ROBERTO RODRÍGUEZ FERNÁNDEZ
La filosofía liberal y el pensamiento europeísta que acá hemos asumido como “natural” parte de una concepción negativa de los seres humanos, a los que proclama como individuos soberanos pero egoístas y violentos, guerreristas que necesitaron de un contrato social que los obligara a restringir sus propias libertades para poder seguir viviendo. Es decir, solo apelando a la fuerza de un poderoso poder artificial – el Estado- podría construirse la convivencia humana. La represión antes que la razón.
A cambio de los poderes que se le otorgaron, ese monstruo se comprometió a legitimarse (ganarse el respaldo ciudadano), y a que solo él lideraría las luchas por el progreso y el desarrollo de las personas, y además se asumió las tareas de generar las indispensables seguridades jurídicas y las identidades culturales de cada grupo humano. Todo ello –nos dijeron- se lograría siendo imparcial.

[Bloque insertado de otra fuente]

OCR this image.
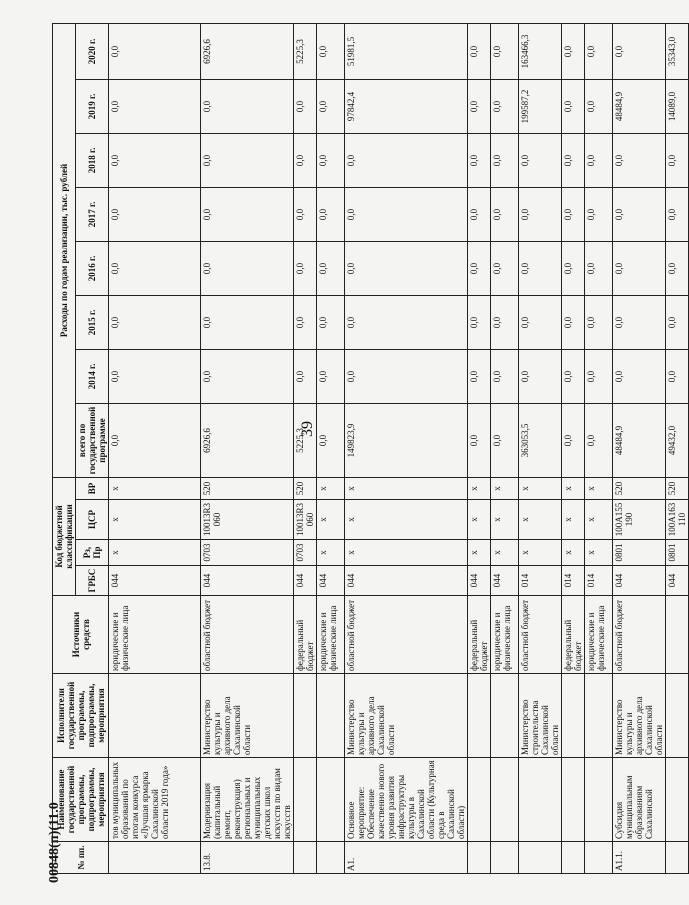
39
00848(п)(11.0 № пп.	Наименование государственной программы, подпрограммы, мероприятия	Исполнители государственной программы, подпрограммы, мероприятия	Источники средств	Код бюджетной классификации				Расходы по годам реализации, тыс. рублей							
				ГРБС	Рз, Пр	ЦСР	ВР	всего по государственной программе	2014 г.	2015 г.	2016 г.	2017 г.	2018 г.	2019 г.	2020 г.
	тов муниципальных образований по итогам конкурса «Лучшая ярмарка Сахалинской области 2019 года»		юридические и физические лица	044	х	х	х	0,0	0,0	0,0	0,0	0,0	0,0	0,0	0,0
13.8.	Модернизация (капитальный ремонт, реконструкция) региональных и муниципальных детских школ искусств по видам искусств	Министерство культуры и архивного дела Сахалинской области	областной бюджет	044	0703	10013R3060	520	6926,6	0,0	0,0	0,0	0,0	0,0	0,0	6926,6
			федеральный бюджет	044	0703	10013R3060	520	5225,3	0,0	0,0	0,0	0,0	0,0	0,0	5225,3
			юридические и физические лица	044	х	х	х	0,0	0,0	0,0	0,0	0,0	0,0	0,0	0,0
А1.	Основное мероприятие: Обеспечение качественно нового уровня развития инфраструктуры культуры в Сахалинской области (Культурная среда в Сахалинской области)	Министерство культуры и архивного дела Сахалинской области	областной бюджет	044	х	х	х	149823,9	0,0	0,0	0,0	0,0	0,0	97842,4	51981,5
			федеральный бюджет	044	х	х	х	0,0	0,0	0,0	0,0	0,0	0,0	0,0	0,0
			юридические и физические лица	044	х	х	х	0,0	0,0	0,0	0,0	0,0	0,0	0,0	0,0
		Министерство строительства Сахалинской области	областной бюджет	014	х	х	х	363053,5	0,0	0,0	0,0	0,0	0,0	199587,2	163466,3
			федеральный бюджет	014	х	х	х	0,0	0,0	0,0	0,0	0,0	0,0	0,0	0,0
			юридические и физические лица	014	х	х	х	0,0	0,0	0,0	0,0	0,0	0,0	0,0	0,0
А1.1.	Субсидия муниципальным образованиям Сахалинской	Министерство культуры и архивного дела Сахалинской области	областной бюджет	044	0801	100A155190	520	48484,9	0,0	0,0	0,0	0,0	0,0	48484,9	0,0
				044	0801	100A163110	520	49432,0	0,0	0,0	0,0	0,0	0,0	14089,0	35343,0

¿Qué balance podemos hacer de este acuerdo?
Se desconocieron las dimensiones colectivas de los seres humanos, se negó la existencia de pueblos y comunidades con derechos, y de la naturaleza igualmente con garantías.
Se desencadenó una “crisis global” de dicho contrato social, en cada país, como lo enseña el Profesor Boaventura de Souza, 2001, básicamente por no haber cumplido con los compromisos, objetivos y obligaciones.
Finalmente, la visión neoliberal del Estado, con su fanatismo individualista, acabó por liquidar el convenio. El respeto exclusivo al inversionista envió al Estado a un segundo plano, a entender lo institucional como algo mínimo y reducido al plano de la seguridad policiva y militar. El mercado es el que pasó a ocupar la dirección central de la sociedad, esta vez imponiéndose.
Tenemos ahora un “liberalismo fuerte” que cierra las fronteras a los inmigrantes pero las abre a los negocios privados globales, y eso solo mientras sean rentables. Mantiene leyes fuertemente punitivas e intervenciones armadas ante quienes se opongan. Impulsa grandes planes de defensa estratégica, obedeciendo a intereses extranjeros. Sostiene una economía exclusiva y excluyente.
Sin embargo, esta fuerza discursiva no puede ocultar que sus regímenes políticos son ineficientes e ineficaces como se ha probado a lo largo de estos años en todos los continentes. Colombia y el sur-occidente no son excepciones sino muestras de esa regla general del fracaso estatal.
Creer en la vigencia de un mercado y de un Estado en los que solo imperen las “guerras de todos contra todos” es hoy insostenible. Pero, es lo que campea y se enseña en nuestra región, sin imaginar o entender que existen otros caminos y mecanismos para salir de las “guerras híbridas” en las que muere nuestra gente.
Necesitamos unas instituciones realmente democráticas, con Estados fuertes para las soluciones de los problemas sociales, y unos mercados incluyentes, justos y sanos que satisfagan las necesidades humanas. La seguridad que requerimos es de tipo humano, para el buen vivir, para vivir sin temores, para vivir otorgando más importancia a las comunidades que a los gobiernos. Eso se puede lograr.
La democracia real debe ser el verdadero emprendimiento social, sobre la base de los derechos territoriales, con instituciones propias, sin burocracias eternas, con enfoques de resolución de problemas, autogestionando las economías y las formas de pensar y de estructurar las sociedades. Valorar los poderes comunitarios implica salvar a los Estados, las Sociedades, y aún los Mercados (redistributivos), por supuesto, colectivamente, sin idealizar a los dirigentes y líderes como “salvadores”.